The successful businesses tend to have three main obsessions:
Beyond these there needs to be a recognition that external advice and probably external finance will be needed.
With respect to strategy, it makes absolute sense to focus on recession-proof consumer trends, general digitalisation and exporting. In fact, we could do well to learn from the Germans. It always seems to end up that way. And finally, there is always a call to get the right external support, get the right business services and support.
Every few years we are reminded to look at the German model. Mittelstand companies often focus on niche areas (where they become world leaders!), tend to be innovation-focused and committed to long-term profitability. I know that these are sweeping generalisations, but we could learn a thing or two from them. So, yes, we should spend more time examining what they do so right.
None of the statements above are remarkable. Just plain common sense. But how often do we see that? In fact the ‘ology’ borders on the ‘motherhood and apple pie’ type sayings. However, they are actually backed by sense. More importantly, this relatively straightforward approach (strategy, marketing and teams + external support and finance) seems almost too simple.

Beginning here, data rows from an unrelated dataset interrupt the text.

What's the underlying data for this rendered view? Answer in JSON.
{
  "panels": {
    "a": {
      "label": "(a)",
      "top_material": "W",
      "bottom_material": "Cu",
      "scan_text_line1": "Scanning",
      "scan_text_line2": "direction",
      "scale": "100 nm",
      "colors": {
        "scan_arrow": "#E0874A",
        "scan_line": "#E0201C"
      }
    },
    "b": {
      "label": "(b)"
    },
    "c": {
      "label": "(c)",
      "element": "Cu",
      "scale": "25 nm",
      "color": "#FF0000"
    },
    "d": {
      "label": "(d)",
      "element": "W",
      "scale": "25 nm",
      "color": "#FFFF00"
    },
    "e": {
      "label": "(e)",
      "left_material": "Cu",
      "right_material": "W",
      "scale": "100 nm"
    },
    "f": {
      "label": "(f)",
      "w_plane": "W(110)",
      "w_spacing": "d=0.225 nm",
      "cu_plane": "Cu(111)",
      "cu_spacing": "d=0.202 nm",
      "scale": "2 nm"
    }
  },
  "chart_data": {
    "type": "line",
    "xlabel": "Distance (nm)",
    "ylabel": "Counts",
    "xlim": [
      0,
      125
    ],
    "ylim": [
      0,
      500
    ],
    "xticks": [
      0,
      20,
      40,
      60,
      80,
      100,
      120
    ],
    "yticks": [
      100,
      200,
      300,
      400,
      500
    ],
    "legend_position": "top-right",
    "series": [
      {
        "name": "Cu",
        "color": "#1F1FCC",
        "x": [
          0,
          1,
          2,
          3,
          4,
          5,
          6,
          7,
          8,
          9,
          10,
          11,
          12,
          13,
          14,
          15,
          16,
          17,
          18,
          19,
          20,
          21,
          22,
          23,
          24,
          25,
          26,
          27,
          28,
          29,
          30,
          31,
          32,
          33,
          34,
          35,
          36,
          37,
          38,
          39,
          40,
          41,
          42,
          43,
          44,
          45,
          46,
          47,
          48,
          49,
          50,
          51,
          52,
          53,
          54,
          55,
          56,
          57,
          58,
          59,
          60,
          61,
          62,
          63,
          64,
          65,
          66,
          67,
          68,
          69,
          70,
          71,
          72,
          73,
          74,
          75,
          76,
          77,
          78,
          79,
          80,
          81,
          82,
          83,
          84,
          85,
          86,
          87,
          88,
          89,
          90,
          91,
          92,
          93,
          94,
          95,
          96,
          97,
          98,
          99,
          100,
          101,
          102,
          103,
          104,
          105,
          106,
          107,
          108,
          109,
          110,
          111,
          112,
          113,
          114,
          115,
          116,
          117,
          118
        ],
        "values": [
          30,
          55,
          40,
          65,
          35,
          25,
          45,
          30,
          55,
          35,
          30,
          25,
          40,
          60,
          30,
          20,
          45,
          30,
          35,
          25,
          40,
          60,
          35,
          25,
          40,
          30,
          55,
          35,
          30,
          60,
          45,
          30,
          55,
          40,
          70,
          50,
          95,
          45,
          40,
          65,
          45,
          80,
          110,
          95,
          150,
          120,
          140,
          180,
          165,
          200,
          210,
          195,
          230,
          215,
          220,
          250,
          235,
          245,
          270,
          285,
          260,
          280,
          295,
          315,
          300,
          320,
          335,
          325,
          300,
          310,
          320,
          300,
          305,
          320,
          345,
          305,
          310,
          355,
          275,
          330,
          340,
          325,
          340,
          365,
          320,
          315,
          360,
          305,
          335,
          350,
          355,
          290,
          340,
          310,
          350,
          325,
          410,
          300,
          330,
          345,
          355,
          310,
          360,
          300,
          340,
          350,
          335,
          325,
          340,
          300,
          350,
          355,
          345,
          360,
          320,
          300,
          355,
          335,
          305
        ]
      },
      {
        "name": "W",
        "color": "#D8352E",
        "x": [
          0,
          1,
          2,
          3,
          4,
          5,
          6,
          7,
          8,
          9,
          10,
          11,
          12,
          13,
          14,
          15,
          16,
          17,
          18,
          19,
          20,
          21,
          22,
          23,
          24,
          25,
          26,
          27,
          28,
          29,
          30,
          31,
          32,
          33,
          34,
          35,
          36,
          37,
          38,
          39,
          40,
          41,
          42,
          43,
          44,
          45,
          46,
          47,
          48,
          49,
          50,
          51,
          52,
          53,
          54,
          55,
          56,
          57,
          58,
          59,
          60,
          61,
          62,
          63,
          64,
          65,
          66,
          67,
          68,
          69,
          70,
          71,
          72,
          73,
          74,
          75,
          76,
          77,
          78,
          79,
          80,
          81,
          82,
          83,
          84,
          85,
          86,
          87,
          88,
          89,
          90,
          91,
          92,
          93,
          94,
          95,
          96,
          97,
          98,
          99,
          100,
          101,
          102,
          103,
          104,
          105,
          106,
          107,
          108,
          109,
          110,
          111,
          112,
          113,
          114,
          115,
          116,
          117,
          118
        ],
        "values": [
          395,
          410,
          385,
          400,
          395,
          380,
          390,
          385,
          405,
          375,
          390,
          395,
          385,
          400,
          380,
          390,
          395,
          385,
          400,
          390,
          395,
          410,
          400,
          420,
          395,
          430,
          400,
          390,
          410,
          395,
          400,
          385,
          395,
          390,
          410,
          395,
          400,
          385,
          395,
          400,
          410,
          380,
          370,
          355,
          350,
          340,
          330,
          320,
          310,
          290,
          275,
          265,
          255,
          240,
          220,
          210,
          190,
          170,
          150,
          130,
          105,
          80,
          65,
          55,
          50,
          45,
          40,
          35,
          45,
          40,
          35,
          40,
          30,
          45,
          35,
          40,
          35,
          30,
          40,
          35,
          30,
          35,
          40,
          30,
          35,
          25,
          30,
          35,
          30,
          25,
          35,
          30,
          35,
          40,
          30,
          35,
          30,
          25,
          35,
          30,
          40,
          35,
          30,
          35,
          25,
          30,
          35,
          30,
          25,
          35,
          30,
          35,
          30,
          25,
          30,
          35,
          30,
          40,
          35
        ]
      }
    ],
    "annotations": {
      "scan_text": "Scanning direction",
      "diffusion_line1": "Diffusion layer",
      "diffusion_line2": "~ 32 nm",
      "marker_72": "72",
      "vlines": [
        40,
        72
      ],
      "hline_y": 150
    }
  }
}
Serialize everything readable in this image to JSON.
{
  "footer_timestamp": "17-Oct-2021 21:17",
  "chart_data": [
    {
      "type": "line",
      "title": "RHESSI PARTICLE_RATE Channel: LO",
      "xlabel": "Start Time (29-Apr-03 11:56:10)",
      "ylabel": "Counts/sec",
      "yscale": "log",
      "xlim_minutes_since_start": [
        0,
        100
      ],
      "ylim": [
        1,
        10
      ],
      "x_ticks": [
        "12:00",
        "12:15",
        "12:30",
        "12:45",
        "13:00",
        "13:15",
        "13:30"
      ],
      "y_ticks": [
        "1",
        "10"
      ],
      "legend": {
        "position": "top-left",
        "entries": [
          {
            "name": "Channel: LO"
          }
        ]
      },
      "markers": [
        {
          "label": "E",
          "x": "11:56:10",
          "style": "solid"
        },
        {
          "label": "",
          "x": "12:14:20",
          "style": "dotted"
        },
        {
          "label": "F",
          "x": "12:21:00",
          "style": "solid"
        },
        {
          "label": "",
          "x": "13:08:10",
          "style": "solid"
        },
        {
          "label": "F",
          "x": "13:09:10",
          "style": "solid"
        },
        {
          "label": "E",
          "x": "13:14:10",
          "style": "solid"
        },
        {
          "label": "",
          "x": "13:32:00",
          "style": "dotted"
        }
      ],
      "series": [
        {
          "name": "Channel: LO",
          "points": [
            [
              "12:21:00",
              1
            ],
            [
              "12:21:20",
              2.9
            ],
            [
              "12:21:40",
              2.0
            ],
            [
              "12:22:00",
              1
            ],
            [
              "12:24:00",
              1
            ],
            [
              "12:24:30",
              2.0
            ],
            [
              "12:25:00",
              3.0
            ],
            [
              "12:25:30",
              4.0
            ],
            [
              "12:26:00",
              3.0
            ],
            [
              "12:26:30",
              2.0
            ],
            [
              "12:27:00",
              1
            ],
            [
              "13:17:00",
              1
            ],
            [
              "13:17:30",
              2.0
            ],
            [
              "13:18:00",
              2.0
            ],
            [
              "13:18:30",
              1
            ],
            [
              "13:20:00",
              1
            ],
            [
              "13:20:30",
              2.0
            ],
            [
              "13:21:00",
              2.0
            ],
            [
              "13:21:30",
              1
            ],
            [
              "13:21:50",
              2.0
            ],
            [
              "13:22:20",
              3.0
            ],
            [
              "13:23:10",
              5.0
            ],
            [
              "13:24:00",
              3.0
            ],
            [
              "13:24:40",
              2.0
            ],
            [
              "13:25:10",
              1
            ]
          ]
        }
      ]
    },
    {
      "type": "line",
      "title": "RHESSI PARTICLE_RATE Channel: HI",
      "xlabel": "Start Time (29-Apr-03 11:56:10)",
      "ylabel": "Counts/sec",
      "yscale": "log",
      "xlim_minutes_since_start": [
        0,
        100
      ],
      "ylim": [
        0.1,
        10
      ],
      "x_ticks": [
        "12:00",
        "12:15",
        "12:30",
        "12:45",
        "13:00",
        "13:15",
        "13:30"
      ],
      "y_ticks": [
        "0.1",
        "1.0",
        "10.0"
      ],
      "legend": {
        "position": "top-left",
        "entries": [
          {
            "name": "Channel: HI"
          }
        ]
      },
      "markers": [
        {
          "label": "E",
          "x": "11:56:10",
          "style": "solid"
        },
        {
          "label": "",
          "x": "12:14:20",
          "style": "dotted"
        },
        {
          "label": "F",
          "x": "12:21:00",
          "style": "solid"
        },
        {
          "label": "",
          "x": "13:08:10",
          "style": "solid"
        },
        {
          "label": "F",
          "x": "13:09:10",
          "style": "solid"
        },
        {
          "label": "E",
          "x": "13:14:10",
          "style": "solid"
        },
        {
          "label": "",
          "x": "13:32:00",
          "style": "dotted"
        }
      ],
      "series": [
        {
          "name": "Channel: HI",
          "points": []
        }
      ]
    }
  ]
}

I have been running programmes at business schools, as well as in my mastermind groups, and the great businesses are hitting all the hot spots again and again. I will repeat them again – strategy, marketing and teams, plus external support and external finance.
Your business must sell something that really is needed. Too many businesses are based on five-year-old business models using outdated assumptions about how customers relate and behave. It will never be 2007 again. We need to understand how the recession-hit consumer behaves. The answer is that they will still buy most things but they will also expect more for less.
The Three A’s
The three A’s (Automation, Asia and Abundance) change how the world acts and behaves. The digitalisation of just about every aspect of our world needs to be embraced. Those businesses that ignore it do so at their own peril. The sheer scale of change can only be grasped when we step back and look at how much the world has changed.
All businesses have been hit by the Three A’s. Competition, access to bigger audiences, threats from global competition, many costs heading towards zero, all impact. Auction houses now take bids worldwide, suddenly China is a realistic market for a precision engineer.
Export is not the only theme promoted by the Government but it makes sense. If you cannot sell to the depressed domestic market then you need to look elsewhere. And hence the logic to get involved in exporting. It expands your customer base, but is not so easy in reality. Working with some 50 exporters, every case will be different. There is no simple template you can apply. Each case seems to require its own rules of engagement.
Businesses need to surround themselves with the right support. It is the recognition that you cannot do everything yourself that separates the exceptional MD from the ordinary. You need to bring in the best support, advice and team to help you grow your business. End of.
Medium-sized businesses (however you wish to define them) are often referred to in revered terms. Sweeping generalisations expound as to how to help them, how they should help themselves, and how they will solve all the ailments of our weakened economy.